7th October 2016 – £21.50 per adult

Joined by Shelagh Deeney, Conal Deeney, and Florence Leat

Someone told me it’s all happening at the zoo. Well believe it, little Florence. It’s daddy’s time to shine. Taking one’s kid to the zoo is a rite of passage up there with teaching them to ride a bike, nursing a broken heart, and catching them smoking. I wasn’t messing around here: her first zoo proper will be the London one, the mothership of animal prisons.

Find me one other listed Penguin Pool. I dare you.

Find me one other grade II listed penguin pool. I dare you.

My memories of it were haunted by experience. Long queues, screaming kids, pokey cages, expensive ice cream. And yet, there was still a longing, a paternal instinct, for my daughter’s first memory to be an example of what humans do to their fellow beasts.

I’ve been in the heat of summer, when the din of bawling children has made me want to go the same way as Harambe, but in the cool, school-time autumn, it was very pleasant indeed.

I'm on the right

I’m on the right

My method for experiencing zoos is to start with the lower value animals (birds, butterflies, tapir), then work through the middling ones (giraffes, camels, reptiles), up to the shining lights (tigers, monkeys, shop). Though surprisingly, experiencing the butterfly tunnel with my twenty month old daughter was magical. The beauty of the creatures complimented with the far-out background music was a perfect moment of parenthood for which I can only thank London Zoo. See, no sarcastic comment. Sometimes I can be very charming.

It was this guy.

It was this guy.

There’s an evident attempt at getting us as close to the animals  as possible without disturbing them. They’re also blessed with a good cast of critters. The monkeys far outweigh the tapirs. The squirrel monkey “enclosure” has the little bleeders running amok all around you. One sat on my shoe and another walked along a rope above our heads and grabbed an old lady’s hair. I near shat with laughter.

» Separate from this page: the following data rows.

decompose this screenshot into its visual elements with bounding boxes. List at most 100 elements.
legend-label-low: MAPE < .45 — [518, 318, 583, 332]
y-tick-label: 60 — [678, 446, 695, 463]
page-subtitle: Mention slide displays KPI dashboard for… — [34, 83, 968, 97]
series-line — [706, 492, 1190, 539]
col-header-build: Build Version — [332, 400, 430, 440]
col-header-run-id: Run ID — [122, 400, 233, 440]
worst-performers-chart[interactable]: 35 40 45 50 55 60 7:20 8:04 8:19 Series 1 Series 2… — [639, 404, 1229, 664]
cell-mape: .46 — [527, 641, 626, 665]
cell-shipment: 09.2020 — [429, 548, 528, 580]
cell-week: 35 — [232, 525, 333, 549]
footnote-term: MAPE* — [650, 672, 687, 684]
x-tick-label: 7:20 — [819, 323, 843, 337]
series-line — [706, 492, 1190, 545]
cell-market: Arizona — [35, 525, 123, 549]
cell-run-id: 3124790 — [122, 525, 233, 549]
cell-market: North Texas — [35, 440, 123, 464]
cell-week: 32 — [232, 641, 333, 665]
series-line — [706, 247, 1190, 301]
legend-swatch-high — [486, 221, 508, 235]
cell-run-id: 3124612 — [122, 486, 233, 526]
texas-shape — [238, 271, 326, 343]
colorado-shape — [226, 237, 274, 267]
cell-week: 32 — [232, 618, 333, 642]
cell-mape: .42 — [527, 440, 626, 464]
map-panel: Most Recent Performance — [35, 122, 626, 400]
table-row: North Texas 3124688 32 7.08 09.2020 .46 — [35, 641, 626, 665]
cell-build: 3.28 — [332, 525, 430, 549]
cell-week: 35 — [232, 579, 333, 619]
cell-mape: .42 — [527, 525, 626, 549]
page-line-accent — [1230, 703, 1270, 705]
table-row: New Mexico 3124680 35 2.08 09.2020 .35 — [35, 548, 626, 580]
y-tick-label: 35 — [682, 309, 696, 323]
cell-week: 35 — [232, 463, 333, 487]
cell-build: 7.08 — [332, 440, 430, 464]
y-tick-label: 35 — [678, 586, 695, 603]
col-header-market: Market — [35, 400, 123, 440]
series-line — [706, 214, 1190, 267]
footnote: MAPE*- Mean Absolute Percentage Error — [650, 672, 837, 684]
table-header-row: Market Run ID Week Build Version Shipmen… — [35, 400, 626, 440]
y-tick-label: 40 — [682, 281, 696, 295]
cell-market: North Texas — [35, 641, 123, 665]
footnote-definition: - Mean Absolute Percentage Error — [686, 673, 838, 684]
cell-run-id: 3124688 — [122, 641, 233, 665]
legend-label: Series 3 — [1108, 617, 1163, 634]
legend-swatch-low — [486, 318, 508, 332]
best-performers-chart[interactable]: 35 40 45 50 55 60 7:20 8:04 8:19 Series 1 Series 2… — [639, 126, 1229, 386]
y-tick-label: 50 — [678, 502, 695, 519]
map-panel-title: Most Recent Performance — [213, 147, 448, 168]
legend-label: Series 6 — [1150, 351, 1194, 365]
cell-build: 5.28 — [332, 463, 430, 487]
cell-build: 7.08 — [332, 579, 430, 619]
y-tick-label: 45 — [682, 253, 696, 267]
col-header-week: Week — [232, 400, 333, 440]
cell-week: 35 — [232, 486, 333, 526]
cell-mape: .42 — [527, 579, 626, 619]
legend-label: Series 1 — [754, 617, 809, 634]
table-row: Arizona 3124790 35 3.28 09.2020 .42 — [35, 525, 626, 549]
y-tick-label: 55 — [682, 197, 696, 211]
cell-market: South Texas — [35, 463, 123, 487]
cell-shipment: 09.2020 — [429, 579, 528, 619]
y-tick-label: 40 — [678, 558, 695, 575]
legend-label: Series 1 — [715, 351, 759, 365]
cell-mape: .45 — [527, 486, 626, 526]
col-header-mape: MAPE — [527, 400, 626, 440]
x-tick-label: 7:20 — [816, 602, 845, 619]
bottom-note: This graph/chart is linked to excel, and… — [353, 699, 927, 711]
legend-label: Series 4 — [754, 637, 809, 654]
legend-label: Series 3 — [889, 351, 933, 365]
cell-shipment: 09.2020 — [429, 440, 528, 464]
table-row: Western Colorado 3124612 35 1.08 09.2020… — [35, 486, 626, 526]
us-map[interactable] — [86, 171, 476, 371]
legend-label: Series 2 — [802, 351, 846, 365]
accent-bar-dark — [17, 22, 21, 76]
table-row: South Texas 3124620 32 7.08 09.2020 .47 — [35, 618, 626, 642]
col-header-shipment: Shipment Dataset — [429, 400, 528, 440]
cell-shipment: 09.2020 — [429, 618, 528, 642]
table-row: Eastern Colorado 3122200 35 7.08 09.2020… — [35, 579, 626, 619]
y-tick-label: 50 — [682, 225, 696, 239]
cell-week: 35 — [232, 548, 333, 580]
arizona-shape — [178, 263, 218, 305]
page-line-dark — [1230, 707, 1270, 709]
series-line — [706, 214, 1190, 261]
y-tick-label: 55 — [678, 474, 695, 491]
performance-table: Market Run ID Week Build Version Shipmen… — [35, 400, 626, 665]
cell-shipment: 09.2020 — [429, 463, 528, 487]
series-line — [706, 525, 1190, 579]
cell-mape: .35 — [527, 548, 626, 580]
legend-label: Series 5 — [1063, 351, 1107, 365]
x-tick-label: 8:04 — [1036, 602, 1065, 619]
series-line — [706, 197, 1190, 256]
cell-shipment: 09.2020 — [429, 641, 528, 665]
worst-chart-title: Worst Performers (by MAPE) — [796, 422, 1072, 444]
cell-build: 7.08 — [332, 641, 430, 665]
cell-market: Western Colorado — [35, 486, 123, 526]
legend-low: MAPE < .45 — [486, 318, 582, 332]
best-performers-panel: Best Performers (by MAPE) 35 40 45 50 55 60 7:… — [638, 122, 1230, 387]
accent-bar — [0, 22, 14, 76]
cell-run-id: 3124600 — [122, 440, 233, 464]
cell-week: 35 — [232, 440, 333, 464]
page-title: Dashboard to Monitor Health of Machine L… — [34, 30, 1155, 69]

An ant is strong enough to lift a Jeep over it's head, I think it said.

An ant is strong enough to lift a Jeep over it’s head, I think it said.

Every time I thought something along the lines of, “hmm, the bugs section. I’m not that bothered.” I was profoundly mistaken. It’s the simplicity of having a rope leading from a tank to another tank with ants crawling all over it that’s a testament to the imagination of ZSL, or a usually boring bit of pond life brought to life with a magnifying glass on rails. There’s a weird bit with comedian Stewart Lee doing a comedy skit as a talking spider that I didn’t really get. The knockabout kids TV tone wasn’t a good fit for his caustic style.

King of the beasts

King of the beasts

The new lion enclosure presented an ersatz Indian village replete with monkeys and them little one person car tuk tuk things. The animals were pretty inactive, but who cares? It’s not a Disney film. Things get a little more depressing when you see the lions themselves, pacing the grass bare whilst yearning for a sprawling kingdom. I know, they’d probably be dead if left in the wild, but its emblematic of a wider problem.

What's that? A link from the National Geographic? No way, man. Taken with these mortal hands.

What’s that? A photo from the National Geographic? No way, baby. Taken with these mortal hands.

Naked mole rats are gross and fantastic, but their presentation was noticeably threadbare. In fact, there were a few parts that were looking a touch weather beaten, but London Zoo has made its intentions clear with renovation and I’m sure it’ll be a matter of time before a lick of paint’s applied, i.e. the reptile house could do with an entire rethink, i.e. stamping all the snakes to death.


I don’t trust pelicans one bit. Given half the chance, they’d gobble up a toddler, no fear.

Seeing any primate in a cage brings on mixed emotions, but London Zoo have done the right thing with their gorillas and separated us from the glass to prevent wankers baying for their attention/frustration. The baby gorilla might be the cutest thing I’ve ever seen, but as Queen Victoria said, they’re human all too human, and therefore bored, all too bored.

N.B. The male gorilla broke out of his London Zoo enclosure just six days after our visit.

Then, the blockbusting event: baby tigers. Yes, no enclosure compares to the wild, but their little family seemed to be having a whale of a time, as was ours. ZSL get you right up close without feeling invasive, like this strange hinterland between watching them in the forests of Sumatra, and watching them in the forests of Sumatra on the telly.


One feels the ZSL’s environmental message is a sincere one and they’re internationally recognised as doing genuinely valuable work. It basically does everything right that Sea Life London doesn’t. It’s still technically animal prison, but one of those Scandinavian prisons that works, not an American one that doesn’t.

We spent the best part of three hours there and finished exhausted without having seen a good quarter of it. Perhaps it was the perfect weather, time of day, unusually active animals, small amount of fellow visitors or a host of other excuses, but we had the perfect day. Four stars.